When we don't fully explore those uncomfortable feelings, we treat ourselves with disrespect. We all know that terrible feeling; when we have agreed to something we are not comfortable with. Own that feeling; because that's what it feels like when you let yourself down. It's time to ask yourself why you keep doing it.
If your one of those people that feels like your frequently taken advantage of, then it's highly likely that you're carrying around some pretty unresourceful thinking that's making that possible. So let's explore some of the more typical thoughts that keep us from acting in our own best interest.
"I don't want to hurt their feelings."
So instead you choose to hurt your own. That's the bottom line; when we choose to ignore those warning bells, we make a choice that we have to take responsibility for. We rage at the world for treating us with disrespect, but we have zero expectations of ourselves. We treat ourselves with disrespect without a second thought and blame everyone else for our predicament – how convenient!
Disappointment is part of life; so how old is this person you need to refuse, and how would a reasonable person handle such disappointment? When you keep your real feeling so well hidden, you give the important people in your life no opportunity to honour that relationship. You're setting them up for failure. Is that fair?
If you honestly feel that supporting a request is not right for you, politely declining is not offensive. It's authentic, transparent, and allows the other person to move on. When you're genuine in your communications, you treat others with respect, and you teach them how to treat you with respect.
"What will they think of me?"
Yes we all want to be liked, but we also all know that no everyone likes us, and we're all still here, the world has not collapsed around us. Ask yourself, what is the worst thing that can happen if this person does not like you? Then ask yourself; do you really want to be in a relationship, personal or otherwise, when saying "no" is not an option? Think better of yourself and your judgement and others will do the same.
"What if I'm wrong?"
If you're wrong, you'll learn something – lousy question. A better question to ask of yourself is, "what's the worst thing that can happen and can I handle it?" If you cannot handle it, don't go there.

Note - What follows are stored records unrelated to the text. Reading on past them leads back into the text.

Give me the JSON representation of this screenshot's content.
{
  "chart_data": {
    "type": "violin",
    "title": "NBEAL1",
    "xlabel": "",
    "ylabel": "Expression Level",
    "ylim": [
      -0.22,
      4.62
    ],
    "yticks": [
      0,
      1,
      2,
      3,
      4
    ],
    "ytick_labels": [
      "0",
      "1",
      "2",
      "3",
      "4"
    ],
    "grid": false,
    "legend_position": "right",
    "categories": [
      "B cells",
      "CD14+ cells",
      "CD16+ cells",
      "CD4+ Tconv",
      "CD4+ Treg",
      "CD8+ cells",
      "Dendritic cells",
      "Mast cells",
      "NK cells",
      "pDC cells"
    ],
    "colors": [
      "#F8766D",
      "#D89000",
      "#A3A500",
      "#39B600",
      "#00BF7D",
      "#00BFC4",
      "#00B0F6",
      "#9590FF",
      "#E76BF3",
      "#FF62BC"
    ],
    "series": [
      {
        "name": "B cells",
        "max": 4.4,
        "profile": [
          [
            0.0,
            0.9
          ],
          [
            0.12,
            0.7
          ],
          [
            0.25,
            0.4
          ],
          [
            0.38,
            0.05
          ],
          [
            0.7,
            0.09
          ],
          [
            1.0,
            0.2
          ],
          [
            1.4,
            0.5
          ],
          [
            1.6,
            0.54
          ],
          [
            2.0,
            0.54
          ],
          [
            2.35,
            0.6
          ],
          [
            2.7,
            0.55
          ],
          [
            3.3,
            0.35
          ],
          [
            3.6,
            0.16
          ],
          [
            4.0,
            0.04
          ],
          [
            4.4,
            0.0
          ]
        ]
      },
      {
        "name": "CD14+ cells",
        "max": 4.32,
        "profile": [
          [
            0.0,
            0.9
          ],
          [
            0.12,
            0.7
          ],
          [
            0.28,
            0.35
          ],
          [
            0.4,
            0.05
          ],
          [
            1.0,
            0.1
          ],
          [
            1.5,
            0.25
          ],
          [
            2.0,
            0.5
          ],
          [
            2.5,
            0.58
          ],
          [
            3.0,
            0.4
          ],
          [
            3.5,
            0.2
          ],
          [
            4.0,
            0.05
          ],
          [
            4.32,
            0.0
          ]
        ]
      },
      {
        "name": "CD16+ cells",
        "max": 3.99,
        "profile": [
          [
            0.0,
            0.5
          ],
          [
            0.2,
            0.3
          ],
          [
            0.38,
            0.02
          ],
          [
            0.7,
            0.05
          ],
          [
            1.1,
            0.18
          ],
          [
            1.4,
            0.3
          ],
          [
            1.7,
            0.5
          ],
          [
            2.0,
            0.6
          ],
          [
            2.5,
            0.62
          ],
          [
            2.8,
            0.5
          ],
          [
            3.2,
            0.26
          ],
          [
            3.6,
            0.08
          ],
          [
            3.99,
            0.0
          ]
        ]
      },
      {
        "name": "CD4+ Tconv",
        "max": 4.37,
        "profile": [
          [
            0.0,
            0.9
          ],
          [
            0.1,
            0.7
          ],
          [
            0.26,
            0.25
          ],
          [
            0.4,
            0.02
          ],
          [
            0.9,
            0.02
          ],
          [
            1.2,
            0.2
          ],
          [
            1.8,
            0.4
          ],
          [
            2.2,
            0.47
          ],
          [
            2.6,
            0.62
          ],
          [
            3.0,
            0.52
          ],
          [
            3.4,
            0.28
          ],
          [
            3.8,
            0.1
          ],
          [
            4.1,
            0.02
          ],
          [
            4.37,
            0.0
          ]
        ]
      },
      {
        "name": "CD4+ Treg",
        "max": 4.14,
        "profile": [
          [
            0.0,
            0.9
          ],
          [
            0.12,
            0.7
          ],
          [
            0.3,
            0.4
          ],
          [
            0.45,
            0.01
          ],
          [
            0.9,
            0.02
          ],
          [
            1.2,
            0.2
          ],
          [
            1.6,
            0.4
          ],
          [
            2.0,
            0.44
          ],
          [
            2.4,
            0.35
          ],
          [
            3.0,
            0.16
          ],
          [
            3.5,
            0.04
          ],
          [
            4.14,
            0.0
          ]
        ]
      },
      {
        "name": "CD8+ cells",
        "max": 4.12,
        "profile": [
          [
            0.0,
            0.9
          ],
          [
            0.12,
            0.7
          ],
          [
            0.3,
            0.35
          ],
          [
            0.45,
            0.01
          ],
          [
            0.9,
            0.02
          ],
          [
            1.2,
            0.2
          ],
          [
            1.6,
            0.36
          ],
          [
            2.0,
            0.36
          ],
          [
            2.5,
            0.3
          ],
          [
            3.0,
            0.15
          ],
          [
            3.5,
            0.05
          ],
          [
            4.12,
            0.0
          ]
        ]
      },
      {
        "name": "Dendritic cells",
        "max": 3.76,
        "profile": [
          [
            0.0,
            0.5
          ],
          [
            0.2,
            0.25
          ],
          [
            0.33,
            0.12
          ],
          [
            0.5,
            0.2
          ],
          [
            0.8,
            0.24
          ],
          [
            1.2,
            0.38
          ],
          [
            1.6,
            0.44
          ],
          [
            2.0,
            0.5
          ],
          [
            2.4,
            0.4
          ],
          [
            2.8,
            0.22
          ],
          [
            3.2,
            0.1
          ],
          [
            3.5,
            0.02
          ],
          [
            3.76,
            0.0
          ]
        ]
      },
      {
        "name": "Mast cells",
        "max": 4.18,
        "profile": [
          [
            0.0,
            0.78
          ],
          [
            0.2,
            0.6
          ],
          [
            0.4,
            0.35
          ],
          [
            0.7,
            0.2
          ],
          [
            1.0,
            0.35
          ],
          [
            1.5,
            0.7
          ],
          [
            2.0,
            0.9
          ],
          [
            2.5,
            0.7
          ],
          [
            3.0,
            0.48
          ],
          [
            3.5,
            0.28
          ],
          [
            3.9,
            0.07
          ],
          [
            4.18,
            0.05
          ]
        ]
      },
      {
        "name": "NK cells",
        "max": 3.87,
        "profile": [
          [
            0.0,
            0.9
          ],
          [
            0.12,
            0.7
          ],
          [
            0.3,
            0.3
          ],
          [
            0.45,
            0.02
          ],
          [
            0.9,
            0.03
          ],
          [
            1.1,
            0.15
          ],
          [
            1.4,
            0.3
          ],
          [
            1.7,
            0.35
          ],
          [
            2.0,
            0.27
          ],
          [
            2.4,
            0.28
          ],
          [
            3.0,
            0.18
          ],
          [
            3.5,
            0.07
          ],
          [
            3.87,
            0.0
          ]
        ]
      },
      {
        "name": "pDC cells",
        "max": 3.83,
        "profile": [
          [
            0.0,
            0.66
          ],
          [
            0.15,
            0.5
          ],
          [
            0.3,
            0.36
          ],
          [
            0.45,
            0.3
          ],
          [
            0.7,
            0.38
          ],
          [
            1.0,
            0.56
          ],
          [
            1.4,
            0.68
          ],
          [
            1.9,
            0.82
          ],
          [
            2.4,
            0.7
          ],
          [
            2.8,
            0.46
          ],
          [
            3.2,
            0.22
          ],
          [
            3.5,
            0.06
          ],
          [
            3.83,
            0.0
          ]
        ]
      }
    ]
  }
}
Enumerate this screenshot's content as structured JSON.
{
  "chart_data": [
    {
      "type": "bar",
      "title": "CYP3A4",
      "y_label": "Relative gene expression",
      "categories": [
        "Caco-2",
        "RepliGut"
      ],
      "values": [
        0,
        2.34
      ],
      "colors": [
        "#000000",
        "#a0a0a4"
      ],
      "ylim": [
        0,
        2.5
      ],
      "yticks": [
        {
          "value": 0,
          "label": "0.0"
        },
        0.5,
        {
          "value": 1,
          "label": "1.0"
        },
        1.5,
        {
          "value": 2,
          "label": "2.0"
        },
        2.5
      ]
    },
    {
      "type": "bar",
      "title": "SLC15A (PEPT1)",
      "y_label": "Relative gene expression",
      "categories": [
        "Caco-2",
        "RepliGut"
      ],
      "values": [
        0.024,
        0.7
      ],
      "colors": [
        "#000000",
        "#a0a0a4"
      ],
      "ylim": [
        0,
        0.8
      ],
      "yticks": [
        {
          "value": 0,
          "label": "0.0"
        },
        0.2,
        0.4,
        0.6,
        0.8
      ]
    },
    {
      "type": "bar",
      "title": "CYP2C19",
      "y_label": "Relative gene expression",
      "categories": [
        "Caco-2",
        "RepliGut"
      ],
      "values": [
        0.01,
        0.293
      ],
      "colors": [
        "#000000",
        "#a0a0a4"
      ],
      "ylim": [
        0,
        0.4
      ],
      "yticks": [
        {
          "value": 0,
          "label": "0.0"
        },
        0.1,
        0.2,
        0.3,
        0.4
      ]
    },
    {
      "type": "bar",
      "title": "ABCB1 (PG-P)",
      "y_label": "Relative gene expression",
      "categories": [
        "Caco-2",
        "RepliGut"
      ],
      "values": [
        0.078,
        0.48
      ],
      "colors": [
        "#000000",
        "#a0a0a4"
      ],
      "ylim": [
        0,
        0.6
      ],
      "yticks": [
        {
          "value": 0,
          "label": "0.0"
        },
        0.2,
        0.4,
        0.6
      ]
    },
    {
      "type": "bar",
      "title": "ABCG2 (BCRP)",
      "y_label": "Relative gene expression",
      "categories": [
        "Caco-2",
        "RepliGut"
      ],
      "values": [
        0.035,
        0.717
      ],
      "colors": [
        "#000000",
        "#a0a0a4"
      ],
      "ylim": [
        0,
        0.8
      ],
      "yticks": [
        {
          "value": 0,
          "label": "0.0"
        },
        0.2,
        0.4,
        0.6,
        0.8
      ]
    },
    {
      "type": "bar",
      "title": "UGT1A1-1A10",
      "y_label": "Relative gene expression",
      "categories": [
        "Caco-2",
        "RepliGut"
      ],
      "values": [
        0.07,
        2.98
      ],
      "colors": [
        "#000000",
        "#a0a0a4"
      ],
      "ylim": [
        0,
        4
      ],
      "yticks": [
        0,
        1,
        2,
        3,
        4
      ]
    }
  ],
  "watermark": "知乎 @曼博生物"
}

Even people that we are close to, people that have the best of intentions, can make requests of us that do not serve us well, they just don't realise it. Always take the time to ask yourself the critical questions, don't feel compelled to answer on the spot.
We all hate feeling guilty, but that feeling quickly passes. Regret and resentment, on the other hand, can stay with you for a lifetime. Ask yourself, is it fair to condemn others for something you readily agreed to?
"I need a good reason to say no."
Actually, you don't. You know what’s best for you. Pressure and aggressive persuasion is just a tactic; start defending yourself and your already gone, moments away from defeat. The reasons you give are only part of the game, the fodder your opponent is counting on to use as leverage to win this battle. For the most part, they don't even see your discomfort; those enthusiastic and persuasive types are terrible at reading the clues.
Know that you have nothing to prove and nothing to defend. Often when we are not quite sure why we are not comfortable with something, we start to babble. Don't, just say, "I'm not comfortable with this", and figure out the why later.
And for those of you that still are not comfortable saying “no”, I'm going to leave you with four compelling words.
"I choose not to."
Think about what this means for a moment because these four words are a game-changer. Try this next time you're having one of those conversations, and you'll discover very quickly that you suddenly have the upper hand. These four words stop those persuasive types dead in their tracks; it leaves them with nowhere to go. A "no" leaves it open for discussion, "I choose not to" suggests that it's a conscious choice. There is no point crossing this line, doing so will only confirm what you already know, that it is all about them, and they're not doing you any favours.
Banish the word "no" from your vocabulary altogether. Replace it with "I choose not to", "I'm not comfortable with that", or "this doesn't work for me". Own it, and you'll feel empowered in those situations where you would typically feel powerless. Practice saying it in front of the mirror until it becomes comfortable and natural for you so that you can say it with confidence.
When you can do this; when you can treat yourself with respect; you treat others with respect, and you will no longer feel taken advantage of.
Know that behind your struggle to say "no" is a desperate need for approval and a fear of being "wrong". It's a choice you made, to sacrifice your power for that feeling of safety. Some manipulative people will take advantage of this, no doubt about it, but the moment you find your voice, you render them powerless.
Most people you're condemning, yourself included, have good intentions, so go easy on them, they simply don’t realise you’re doing it.